Ramos faced a similar dilemma with “Slave Play,” Jeremy O. Harris’ bracing work about an antebellum fantasy therapy workshop that explores the legacy of slavery in sexual dynamics. Ramos wanted the audience to be uncomfortable voyeurs.
“How can I make it so that a white person or a Black person or any other within that spectrum feels a level of discomfort?” he asked. “It occurred to me that if I just did a whole bank of mirrors, I could literally surround the actors with the audience.”
The effect was enhanced by the fundamental fact of who usually pays for tickets on the Great White Way. “This being a Broadway theater, the faces that are going to be reflected are going to be mostly white,” he said.
While theaters may be shuttered, Ramos’ work will be seen in “Respect,” the upcoming biopic of Aretha Franklin starring Jennifer Hudson. He was tasked with crafting 80 costumes for The Queen of Soul and had to dress 1,000 people to recreate a 1968 Madison Square concert.

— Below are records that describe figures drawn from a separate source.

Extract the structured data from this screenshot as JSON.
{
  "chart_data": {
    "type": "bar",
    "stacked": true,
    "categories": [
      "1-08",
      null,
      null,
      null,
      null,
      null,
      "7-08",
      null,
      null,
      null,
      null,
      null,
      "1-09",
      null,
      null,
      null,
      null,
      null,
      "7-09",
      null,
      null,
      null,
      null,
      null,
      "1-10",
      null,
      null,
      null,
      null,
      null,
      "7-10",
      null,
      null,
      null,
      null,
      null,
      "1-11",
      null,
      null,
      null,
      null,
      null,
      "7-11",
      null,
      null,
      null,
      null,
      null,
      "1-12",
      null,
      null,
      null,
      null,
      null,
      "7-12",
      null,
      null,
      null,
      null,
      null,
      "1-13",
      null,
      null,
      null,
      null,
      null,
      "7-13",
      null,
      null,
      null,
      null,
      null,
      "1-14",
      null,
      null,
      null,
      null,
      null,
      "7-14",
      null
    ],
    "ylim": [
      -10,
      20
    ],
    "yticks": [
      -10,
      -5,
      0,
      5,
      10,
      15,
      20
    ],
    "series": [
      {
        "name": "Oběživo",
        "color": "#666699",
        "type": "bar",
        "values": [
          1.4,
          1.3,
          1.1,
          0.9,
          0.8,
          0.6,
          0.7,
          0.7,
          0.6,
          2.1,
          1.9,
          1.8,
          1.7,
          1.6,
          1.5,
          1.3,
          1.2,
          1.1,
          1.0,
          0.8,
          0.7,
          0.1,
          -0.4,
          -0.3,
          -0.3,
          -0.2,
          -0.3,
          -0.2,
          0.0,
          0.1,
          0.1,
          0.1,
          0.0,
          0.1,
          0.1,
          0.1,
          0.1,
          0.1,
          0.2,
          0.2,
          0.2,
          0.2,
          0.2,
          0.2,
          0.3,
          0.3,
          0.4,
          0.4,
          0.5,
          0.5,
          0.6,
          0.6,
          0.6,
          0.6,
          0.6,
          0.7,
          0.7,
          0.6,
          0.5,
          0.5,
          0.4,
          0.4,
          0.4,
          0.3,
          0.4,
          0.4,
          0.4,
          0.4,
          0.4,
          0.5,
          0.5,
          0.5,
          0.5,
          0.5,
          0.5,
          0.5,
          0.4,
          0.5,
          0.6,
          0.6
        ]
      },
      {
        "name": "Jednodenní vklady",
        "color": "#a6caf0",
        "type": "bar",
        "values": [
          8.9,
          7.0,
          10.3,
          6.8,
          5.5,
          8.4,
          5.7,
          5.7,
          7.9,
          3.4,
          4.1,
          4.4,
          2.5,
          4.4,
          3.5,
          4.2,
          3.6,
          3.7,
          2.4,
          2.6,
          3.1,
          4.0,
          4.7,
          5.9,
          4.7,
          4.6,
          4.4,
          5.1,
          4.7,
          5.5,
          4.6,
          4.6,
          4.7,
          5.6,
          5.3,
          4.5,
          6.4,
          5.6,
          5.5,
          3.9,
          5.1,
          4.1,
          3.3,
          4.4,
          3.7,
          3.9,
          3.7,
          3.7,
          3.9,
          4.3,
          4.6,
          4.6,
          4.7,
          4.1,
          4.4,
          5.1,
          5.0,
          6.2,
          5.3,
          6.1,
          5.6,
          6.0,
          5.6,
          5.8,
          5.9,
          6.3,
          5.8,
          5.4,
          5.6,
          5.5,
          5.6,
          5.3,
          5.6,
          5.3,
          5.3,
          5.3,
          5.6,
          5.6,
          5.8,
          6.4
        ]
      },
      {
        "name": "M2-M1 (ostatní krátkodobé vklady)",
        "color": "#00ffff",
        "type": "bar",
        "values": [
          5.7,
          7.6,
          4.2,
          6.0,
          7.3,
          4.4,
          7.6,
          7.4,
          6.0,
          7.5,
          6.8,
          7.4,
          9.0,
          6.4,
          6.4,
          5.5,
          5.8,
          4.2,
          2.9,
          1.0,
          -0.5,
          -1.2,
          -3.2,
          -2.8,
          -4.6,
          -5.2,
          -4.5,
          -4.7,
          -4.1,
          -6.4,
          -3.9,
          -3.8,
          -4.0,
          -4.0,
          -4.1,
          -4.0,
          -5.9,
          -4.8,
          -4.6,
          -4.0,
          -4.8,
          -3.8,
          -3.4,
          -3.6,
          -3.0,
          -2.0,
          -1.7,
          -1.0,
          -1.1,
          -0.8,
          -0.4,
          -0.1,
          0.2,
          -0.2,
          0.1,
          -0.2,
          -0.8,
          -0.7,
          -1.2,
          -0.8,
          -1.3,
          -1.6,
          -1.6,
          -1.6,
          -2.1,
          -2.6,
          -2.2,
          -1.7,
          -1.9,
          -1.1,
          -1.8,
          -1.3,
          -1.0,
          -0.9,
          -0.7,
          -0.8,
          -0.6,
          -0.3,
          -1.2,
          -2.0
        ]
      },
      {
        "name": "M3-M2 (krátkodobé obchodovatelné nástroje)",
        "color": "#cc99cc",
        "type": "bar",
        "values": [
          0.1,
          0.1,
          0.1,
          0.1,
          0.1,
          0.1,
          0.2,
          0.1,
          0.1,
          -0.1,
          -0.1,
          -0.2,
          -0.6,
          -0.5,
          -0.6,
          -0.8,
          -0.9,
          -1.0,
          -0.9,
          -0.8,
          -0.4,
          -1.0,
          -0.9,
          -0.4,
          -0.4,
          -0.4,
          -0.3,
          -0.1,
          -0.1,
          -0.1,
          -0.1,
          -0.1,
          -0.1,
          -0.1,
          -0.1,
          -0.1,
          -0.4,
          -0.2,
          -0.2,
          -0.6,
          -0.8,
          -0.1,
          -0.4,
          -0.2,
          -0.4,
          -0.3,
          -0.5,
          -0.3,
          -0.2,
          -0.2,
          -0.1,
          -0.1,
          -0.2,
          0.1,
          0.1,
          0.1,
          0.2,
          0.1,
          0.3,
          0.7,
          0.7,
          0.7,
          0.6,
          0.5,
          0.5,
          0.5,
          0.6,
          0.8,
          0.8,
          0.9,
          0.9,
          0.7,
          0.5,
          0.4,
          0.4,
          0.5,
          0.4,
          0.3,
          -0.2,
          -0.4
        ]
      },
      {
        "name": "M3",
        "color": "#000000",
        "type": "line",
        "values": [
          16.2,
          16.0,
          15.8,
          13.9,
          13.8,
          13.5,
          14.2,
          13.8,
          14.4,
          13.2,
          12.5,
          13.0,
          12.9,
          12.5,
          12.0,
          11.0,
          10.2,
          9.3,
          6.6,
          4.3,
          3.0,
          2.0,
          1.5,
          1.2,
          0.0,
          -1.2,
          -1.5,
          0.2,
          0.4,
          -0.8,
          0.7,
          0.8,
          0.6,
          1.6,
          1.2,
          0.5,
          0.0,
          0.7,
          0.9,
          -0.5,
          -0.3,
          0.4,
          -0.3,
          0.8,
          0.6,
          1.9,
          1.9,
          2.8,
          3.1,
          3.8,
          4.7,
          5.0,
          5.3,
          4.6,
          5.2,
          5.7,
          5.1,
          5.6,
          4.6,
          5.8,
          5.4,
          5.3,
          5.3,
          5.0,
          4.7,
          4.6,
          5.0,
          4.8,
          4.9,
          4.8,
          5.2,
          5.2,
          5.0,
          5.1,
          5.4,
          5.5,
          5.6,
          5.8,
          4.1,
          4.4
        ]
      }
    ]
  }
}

His love of theater traces back to his childhood in the Philippines, where he experienced street theater in rallies against the Marcos regime. “I saw the power that it could do. I still remember very vividly,” he says.
He likes working collaboratively, with everyone in different jobs offering their visions and ideas. When he’s hired, everyone gets his input.
“Part of what I’ve learned is that there are just things that I cannot possibly see. And then there are things that I see that other people don’t,” he says. “So, for me, it’s been sort of a spiritual journey learning that.”
Ramos has long been an activist for an equitable landscape in theater and film for Black, indigenous and people of color. During the pandemic, he helped found Design Action, a coalition advocating for change.
In the 2018-2019 theatrical season, 91% of Broadway design slots were filled with white designers. Ramos hopes Broadway gets to the point when half of all designers are non-white.
“It is the right thing to do, but it actually will make the theater better,” he says. “We really need to do a lot of things off stage. And that, to me, is where I am and I want to put my focus.”